Clean up in the Hudson River has been a vital aspect to the efforts made by Hudson 7. In October 2019, Hudson 7 along with other like-minded individuals proposed a revised plan for a safe clean up of the former Central Hudson gas manufacturing plant that created seven acres of coal tar at the bottom of the Hudson River near the Walkway Over the Hudson.
“Central Hudson is completing a $60 million, multi-year project to clean the lingering residues of a former plant that once made gas from coal to make light and heat for Poughkeepsie’s homes and businesses,” a statement released by Central Hudson indicates.
“One of the projects that we have been very vocal and very active on is the coal tar removal in Poughkeepsie,” Mayor Bassett said. “We proactively as an organization went to work with the entities to make sure that that was being done and we were effective in getting that delayed until a better process was put in place to not contaminate the river.”
The project has the potential to release dangerous chemicals into the nearby Poughkeepsie Water Treatment plant that serves the Town and City of Poughkeepsie drinking water.
Given the industrial history of the City of Poughkeepsie, ensuring proper steps are being taken surrounding the revitalization of the Hudson River drinking water is vital to projects that Hudson 7 takes on.
Europa McGovern, Planner/Clean Energy Communities Coordinator for the Hudson Valley Regional Council and Chair of the Poughkeepsie Waterfront Advisory Committee indicates that it is important to start looking further into where the communities drinking water is being sourced and protecting it from potential contaminants.

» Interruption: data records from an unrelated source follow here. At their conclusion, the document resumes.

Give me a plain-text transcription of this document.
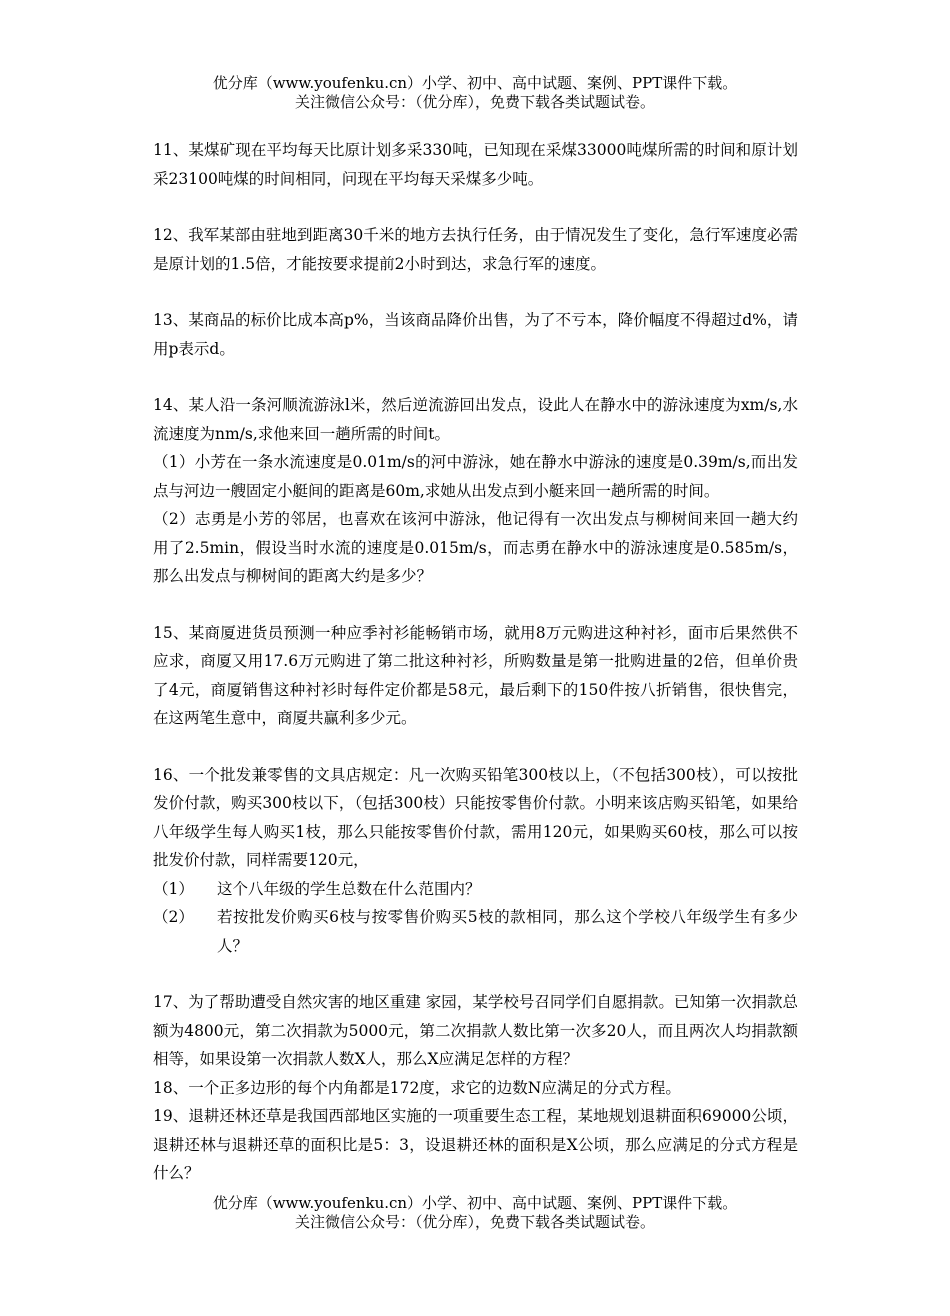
优分库（www.youfenku.cn）小学、初中、高中试题、案例、PPT课件下载。
关注微信公众号：（优分库），免费下载各类试题试卷。

11、某煤矿现在平均每天比原计划多采330吨，已知现在采煤33000吨煤所需的时间和原计划采23100吨煤的时间相同，问现在平均每天采煤多少吨。

12、我军某部由驻地到距离30千米的地方去执行任务，由于情况发生了变化，急行军速度必需是原计划的1.5倍，才能按要求提前2小时到达，求急行军的速度。

13、某商品的标价比成本高p%，当该商品降价出售，为了不亏本，降价幅度不得超过d%，请用p表示d。

14、某人沿一条河顺流游泳l米，然后逆流游回出发点，设此人在静水中的游泳速度为xm/s,水流速度为nm/s,求他来回一趟所需的时间t。

（1）小芳在一条水流速度是0.01m/s的河中游泳，她在静水中游泳的速度是0.39m/s,而出发点与河边一艘固定小艇间的距离是60m,求她从出发点到小艇来回一趟所需的时间。

（2）志勇是小芳的邻居，也喜欢在该河中游泳，他记得有一次出发点与柳树间来回一趟大约用了2.5min，假设当时水流的速度是0.015m/s，而志勇在静水中的游泳速度是0.585m/s，那么出发点与柳树间的距离大约是多少？

15、某商厦进货员预测一种应季衬衫能畅销市场，就用8万元购进这种衬衫，面市后果然供不应求，商厦又用17.6万元购进了第二批这种衬衫，所购数量是第一批购进量的2倍，但单价贵了4元，商厦销售这种衬衫时每件定价都是58元，最后剩下的150件按八折销售，很快售完，在这两笔生意中，商厦共赢利多少元。

16、一个批发兼零售的文具店规定：凡一次购买铅笔300枝以上，（不包括300枝），可以按批发价付款，购买300枝以下，（包括300枝）只能按零售价付款。小明来该店购买铅笔，如果给八年级学生每人购买1枝，那么只能按零售价付款，需用120元，如果购买60枝，那么可以按批发价付款，同样需要120元，

（1）	这个八年级的学生总数在什么范围内？
（2）	若按批发价购买6枝与按零售价购买5枝的款相同，那么这个学校八年级学生有多少人？

17、为了帮助遭受自然灾害的地区重建 家园，某学校号召同学们自愿捐款。已知第一次捐款总额为4800元，第二次捐款为5000元，第二次捐款人数比第一次多20人，而且两次人均捐款额相等，如果设第一次捐款人数X人，那么X应满足怎样的方程？

18、一个正多边形的每个内角都是172度，求它的边数N应满足的分式方程。

19、退耕还林还草是我国西部地区实施的一项重要生态工程，某地规划退耕面积69000公顷，退耕还林与退耕还草的面积比是5：3，设退耕还林的面积是X公顷，那么应满足的分式方程是什么？

优分库（www.youfenku.cn）小学、初中、高中试题、案例、PPT课件下载。
关注微信公众号：（优分库），免费下载各类试题试卷。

“Although drinking water source protection is of concern to the City of Poughkeepsie Waterfront Advisory Committee, the committee has the more general role of providing consistency reviews of all proposed actions within the waterfront revitalization area,” McGovern said.
Preventative Action
Hudson 7 ensures the longevity of sourcing drinking water from the Hudson River and creating partnerships with organizations that are beneficial to that end goal. Most recently, Hudson 7 has struck a partnership with the New York and New Jersey Coast Guard to practice and further understand the response needed for a “Worst Case Discharge Scenario” where millions of gallons of crude oil are discharged into the Hudson River.
“Prevention of a spill must be our first priority, and we must be assured that a rapid response in the event of a spill can prevent product from mixing vertically in the water column before the spilled product reaches any of our intakes,” Mayor Bassett penned in a letter to the New York Coast Guard.
After back and forth, Hudson 7 and the Coast Guard have agreed to conducting a response drill later this year to test and modify their response in the event of the worst case scenario.
The process of collecting drinking water from the Hudson River wasn’t the primary source for safe water, but now it is the go-to source for over 100,000 people in the Hudson Valley and Mayor Bassett emphasizes the importance of protecting that resource from chemicals and harmful toxins.
“It wasn’t until recently that the Hudson River has been really viewed as a source of drinking water. And it’s because a lot of our efforts helped make that come alive,” Mayor Bassett said.